– Да уж, пять человек обречь или весь экипаж – простая арифметика. Хотя им, бедолагам, от этого не легче.
– На «Цесаревиче» откачивали воду из затопленного отсека – тоже двоих задраенных вынули в разбухшем виде.
– Сколько ещё жертв принесёт война, можно только гадать.
– Если эскадра продолжит отсиживаться под защитой береговых батарей, то макаки чего доброго и десант высадить осмелятся.
– Худо, если так. Большинство фортов недостаточно вооружено, а иные совсем без орудий стоят, линия укреплений не сомкнута. Хотя и заторопились с работами против прежнего, а всё равно не достроить меньше, чем за год. Как обороняться при сплошных прорехах?
– Может, и в полгода достроимся. Инженерные офицеры из кожи вон лезут. Китайским чернорабочим увеличили подённую оплату до семидесяти копеек. Правда, говорят, рядчики-старшинники много больше получают, да и приворовать на строительстве им всегда способно. Ну да что ж, дело обычное, а от китайцев отбоя нету: работают, как муравьи, стараются.
– Сколь ни старайся, всех дыр в такой короткий срок не залатать.
– И народу в Артуре маловато. Подкреплений не помешало бы, а у нас людей только забирают – в Корею шлют и куда там ещё…
– Да, пехоты здесь надо вдвое больше, чем сейчас имеется. Форты растянуты вёрст на двадцать – если между ними равномерно распределиться, да ещё рассадить солдат по окопам в предполье, это действительно жидковато получается. Опять же, резервы какие-никакие надо держать про всякий случай, а откуда им взяться?
– Приморские батареи стоят уединённо, и никакой пехотной охраны им не выделено. Готовая пища для диверсантов. А ночи нынче стоят тёмные – милое дело для ползунов.
– Касаемо диверсантов – это верно, не помешало бы прибавить бдительности, не то как бы косорылые малыми силами не натворили непоправимых бед… Хотя с десантом, я думаю, они повременят. Им сейчас Корея интереснее: по всему, там начнётся главное дело.
– Одно другому не помеха. Не зря ведь командный состав отправляет свои семьи в Харбин да в Россию.
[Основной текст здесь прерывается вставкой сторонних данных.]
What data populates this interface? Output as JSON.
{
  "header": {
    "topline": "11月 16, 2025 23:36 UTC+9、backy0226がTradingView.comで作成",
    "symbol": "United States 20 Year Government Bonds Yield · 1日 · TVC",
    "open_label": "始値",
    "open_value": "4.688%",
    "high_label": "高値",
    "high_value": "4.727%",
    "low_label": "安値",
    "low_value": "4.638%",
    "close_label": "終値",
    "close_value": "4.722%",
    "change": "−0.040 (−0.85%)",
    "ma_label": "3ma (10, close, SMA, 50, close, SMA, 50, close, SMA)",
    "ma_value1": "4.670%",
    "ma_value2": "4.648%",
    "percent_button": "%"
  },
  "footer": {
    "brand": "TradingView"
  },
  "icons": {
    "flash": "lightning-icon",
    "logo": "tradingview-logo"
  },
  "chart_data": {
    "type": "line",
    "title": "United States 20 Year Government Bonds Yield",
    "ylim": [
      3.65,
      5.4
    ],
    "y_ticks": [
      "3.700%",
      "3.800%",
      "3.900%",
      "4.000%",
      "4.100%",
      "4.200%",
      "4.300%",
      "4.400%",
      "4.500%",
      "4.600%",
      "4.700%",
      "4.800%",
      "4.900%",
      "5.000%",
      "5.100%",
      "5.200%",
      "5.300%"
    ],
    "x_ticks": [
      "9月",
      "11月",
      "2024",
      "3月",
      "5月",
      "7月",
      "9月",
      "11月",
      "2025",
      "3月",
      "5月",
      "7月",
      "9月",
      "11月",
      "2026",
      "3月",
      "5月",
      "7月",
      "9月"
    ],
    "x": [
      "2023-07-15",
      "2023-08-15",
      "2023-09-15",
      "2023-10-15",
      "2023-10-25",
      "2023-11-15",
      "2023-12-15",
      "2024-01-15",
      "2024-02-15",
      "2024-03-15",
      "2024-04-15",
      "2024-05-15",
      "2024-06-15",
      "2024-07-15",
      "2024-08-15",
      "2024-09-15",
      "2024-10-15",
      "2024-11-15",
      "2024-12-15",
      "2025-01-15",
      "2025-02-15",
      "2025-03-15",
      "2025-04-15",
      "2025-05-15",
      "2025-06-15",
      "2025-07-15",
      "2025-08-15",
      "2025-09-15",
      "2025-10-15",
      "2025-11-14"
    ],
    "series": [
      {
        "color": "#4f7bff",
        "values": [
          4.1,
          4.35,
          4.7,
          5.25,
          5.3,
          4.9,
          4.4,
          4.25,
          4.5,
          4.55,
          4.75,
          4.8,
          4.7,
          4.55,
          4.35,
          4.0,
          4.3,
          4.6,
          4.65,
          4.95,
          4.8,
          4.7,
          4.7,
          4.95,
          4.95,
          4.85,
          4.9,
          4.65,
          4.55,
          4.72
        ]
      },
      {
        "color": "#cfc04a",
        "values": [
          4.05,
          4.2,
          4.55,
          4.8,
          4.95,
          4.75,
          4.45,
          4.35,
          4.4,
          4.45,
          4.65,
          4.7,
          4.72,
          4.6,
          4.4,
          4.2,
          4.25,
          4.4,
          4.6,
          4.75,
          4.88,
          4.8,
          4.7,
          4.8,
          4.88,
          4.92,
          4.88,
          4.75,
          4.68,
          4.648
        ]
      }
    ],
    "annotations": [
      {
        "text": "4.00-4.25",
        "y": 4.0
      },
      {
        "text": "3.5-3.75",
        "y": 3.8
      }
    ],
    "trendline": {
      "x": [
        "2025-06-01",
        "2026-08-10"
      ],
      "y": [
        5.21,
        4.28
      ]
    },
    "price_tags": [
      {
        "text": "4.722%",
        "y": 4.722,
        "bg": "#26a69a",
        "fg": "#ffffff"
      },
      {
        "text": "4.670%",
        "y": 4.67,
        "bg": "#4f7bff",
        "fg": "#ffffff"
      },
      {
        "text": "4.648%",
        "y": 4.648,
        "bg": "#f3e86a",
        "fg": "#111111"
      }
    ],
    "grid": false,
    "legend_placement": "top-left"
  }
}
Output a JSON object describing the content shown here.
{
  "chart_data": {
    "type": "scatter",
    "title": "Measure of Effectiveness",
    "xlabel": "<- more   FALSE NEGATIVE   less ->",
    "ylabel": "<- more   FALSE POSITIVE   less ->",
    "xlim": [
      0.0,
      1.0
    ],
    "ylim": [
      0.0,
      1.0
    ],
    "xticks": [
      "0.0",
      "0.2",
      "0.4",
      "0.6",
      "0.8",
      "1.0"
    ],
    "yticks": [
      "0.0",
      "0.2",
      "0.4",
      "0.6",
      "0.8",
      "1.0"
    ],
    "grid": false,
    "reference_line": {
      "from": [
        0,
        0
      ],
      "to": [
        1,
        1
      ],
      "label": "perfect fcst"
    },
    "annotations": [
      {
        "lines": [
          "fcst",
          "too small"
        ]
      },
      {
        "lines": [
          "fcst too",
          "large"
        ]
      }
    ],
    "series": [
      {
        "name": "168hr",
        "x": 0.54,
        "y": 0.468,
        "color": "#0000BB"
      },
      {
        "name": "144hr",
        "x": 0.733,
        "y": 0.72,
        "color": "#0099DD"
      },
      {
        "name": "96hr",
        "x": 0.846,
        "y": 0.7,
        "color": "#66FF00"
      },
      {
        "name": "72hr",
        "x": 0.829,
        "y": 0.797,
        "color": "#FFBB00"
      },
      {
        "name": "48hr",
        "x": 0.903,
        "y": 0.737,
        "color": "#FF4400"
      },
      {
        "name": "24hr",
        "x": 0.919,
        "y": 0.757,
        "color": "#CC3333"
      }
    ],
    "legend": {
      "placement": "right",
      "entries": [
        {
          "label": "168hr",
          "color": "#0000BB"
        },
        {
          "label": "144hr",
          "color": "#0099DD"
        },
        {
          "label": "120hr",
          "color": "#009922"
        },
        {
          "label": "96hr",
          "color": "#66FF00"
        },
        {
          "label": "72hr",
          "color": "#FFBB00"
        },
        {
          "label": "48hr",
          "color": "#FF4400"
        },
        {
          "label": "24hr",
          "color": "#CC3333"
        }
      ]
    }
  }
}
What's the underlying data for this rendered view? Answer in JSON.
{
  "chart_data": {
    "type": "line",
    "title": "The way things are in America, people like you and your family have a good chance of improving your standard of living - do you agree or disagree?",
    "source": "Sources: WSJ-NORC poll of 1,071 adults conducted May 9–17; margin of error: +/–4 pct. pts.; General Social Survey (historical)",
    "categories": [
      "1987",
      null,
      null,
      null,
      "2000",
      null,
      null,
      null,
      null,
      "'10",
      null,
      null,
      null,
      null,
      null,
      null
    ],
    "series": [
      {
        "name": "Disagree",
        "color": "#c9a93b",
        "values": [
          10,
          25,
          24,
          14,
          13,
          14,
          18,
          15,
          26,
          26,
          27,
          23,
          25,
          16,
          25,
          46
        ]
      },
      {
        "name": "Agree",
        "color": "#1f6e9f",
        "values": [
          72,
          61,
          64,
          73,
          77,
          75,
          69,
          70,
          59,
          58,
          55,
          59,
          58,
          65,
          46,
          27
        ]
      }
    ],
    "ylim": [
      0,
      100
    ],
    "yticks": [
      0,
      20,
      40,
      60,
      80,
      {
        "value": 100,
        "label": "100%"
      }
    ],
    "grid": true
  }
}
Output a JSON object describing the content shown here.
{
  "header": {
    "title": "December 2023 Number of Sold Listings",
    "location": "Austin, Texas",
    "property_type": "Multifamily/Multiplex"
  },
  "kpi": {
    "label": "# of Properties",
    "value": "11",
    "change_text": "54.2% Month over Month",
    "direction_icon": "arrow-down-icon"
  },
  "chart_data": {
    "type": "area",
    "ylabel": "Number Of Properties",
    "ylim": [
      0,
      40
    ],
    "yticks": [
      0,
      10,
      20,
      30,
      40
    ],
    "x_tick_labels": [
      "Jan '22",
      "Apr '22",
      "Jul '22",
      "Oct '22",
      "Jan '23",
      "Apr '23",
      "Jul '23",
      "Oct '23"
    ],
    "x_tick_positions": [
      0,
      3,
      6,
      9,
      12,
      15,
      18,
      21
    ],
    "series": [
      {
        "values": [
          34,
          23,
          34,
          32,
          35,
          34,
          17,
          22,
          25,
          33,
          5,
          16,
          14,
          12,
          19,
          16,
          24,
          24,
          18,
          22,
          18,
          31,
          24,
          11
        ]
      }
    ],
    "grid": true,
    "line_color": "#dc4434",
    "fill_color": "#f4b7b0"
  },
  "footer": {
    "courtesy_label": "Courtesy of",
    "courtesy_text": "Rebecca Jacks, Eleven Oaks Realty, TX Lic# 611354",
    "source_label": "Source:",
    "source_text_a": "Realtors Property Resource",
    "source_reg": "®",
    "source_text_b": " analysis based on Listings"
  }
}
Чай не дураки: понимают, что раньше или позже здесь станет припекать.
– Станет, ох станет!
– А куда денешься: чему быть, того не миновать…
В Порт-Артуре происходила быстрая убыль населения, и это сказывалось на многих сферах городской жизни. Так в дневнике Павла Ларенко[7 - Павел Ларенко – псевдоним Павла Петровича Лассмана, секретаря редакции порт-артурской газеты «Новый край». Свой дневник он опубликовал в 1906 году под упомянутым псевдонимом, назвав книгу «Страдные дни Порт-Артура».] уже на исходе третьего дня войны появилась следующая запись:
«Город всё больше пустеет. Весь контингент шумной весёлой публики, проживавшей здесь ради своего удовольствия или же для доставления удовольствия другим, исчез. Как мне говорили люди, заслуживавшие полного доверия, в эти дни платили иногда извозчику до вокзала до 25 рублей. Лишь бы скорее уехать! Вагоны были всегда набиты народом. Никому не хотелось остаться до следующего поезда. Многие довольствовались тем, что могли присесть только на свой багаж, авось по пути освободится местечко.
Узнаём очень неприятную новость – наш ассенизационный обоз перестал действовать. Подрядчик-арендатор его, японец Казаками, скрылся, его рабочие китайцы разбежались. Теперь городу грозило бедствие от собственных нечистот. Устройство клозетов было таково, что требовалась ежедневная очистка. Все они были переполнены. Это грозило заразой воздуха в то время, когда и без того ненормальная жизнь военного времени сулила сама по себе возможность разных эпидемических заболеваний.
Послышались громкие запросы – почему столь серьёзная отрасль городского хозяйства оказалась в городе и в крепости Порт-Артур в руках японца? Аргумент, что японец стоил городу меньше средств, не удовлетворял вопрошающих, так как из-за дешевизны нельзя было упускать из виду другие соображения. Разве не должны были об этом подумать? Но вопрос этот так и остался открытым до сей поры.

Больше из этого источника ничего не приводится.